Freedom-Determinism Debate
Topics: Free will, Causality, Determinism, Philosophy, Metaphysics, Libertarianism / Pages: 7 (1726 words) / Published: Apr 14th, 2005

The controversy between freewill and determinism has been argued about for years. Freewill is defined as the belief that our behaviour is under our own control and do not act in response to any internal or external factors. Freewill has been found to have four different conditions and to have freewill at least two conditions must be obtained, these are; people have a choice on their actions, have not been coerced by anything or anyone, have full voluntary and deliberate control of what they do. One example of freewill in psychology is Humanism. The humanists are in favour of freewill as they believe that humans aren't ever determined to behave in a certain way.

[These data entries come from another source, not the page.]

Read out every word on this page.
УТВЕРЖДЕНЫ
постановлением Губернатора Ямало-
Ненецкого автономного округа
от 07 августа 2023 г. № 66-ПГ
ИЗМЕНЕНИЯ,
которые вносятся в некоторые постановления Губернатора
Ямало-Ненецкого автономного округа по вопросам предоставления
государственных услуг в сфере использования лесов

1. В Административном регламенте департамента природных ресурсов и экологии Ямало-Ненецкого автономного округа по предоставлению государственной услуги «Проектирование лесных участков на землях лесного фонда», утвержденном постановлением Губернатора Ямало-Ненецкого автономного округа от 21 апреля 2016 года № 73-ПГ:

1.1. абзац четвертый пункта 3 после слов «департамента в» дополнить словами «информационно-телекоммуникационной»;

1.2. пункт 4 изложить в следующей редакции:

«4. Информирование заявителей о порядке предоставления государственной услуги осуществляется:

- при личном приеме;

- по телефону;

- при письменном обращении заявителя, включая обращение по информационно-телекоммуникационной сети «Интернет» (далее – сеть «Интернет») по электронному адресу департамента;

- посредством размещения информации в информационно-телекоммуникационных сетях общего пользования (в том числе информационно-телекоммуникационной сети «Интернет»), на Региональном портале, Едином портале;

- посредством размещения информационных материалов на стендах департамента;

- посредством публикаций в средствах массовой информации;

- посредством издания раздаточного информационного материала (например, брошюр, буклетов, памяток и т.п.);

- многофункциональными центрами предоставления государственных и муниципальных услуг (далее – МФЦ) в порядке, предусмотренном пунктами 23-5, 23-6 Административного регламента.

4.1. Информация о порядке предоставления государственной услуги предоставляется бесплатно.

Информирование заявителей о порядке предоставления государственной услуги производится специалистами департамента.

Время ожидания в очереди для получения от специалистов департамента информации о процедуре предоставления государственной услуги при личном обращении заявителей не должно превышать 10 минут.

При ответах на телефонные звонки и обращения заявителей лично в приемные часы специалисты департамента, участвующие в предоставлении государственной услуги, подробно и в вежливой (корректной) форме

According to Maslow (1950) we all strive for self-actualisation, which is that we move towards freewill. However it's been found that maladaptive behaviour results from lack of acceptance of oneself which prevents Maslow's self-actualisation occurring, therefore not everyone can strive for it, after all there are individual differences.

Freewill has been used as a defence in murder, some say that something which is beyond their control has determined them to kill someone i.e. inherited bad temper genes. But the freewill argument will be supported by diminished responsibility in law, because it shows that most behaviour is free, only those who are mentally ill and children have determined behaviour.

More supporting evidence for the existence of freewill comes from Penfield (1947); he stimulated parts of the brain of patients about to undergo brain surgery, to make them feel as though their limbs were moving. Penfield found that his patients said they felt different when their limbs moved when being coerced and when they moved them by their own freewill. Therefore freewill is a subjective feeling and most people believe they have freewill and this feeling supports this. One criticism to this is behaviourists such as Skinner would say that this subjective feeling of being free is just an illusion.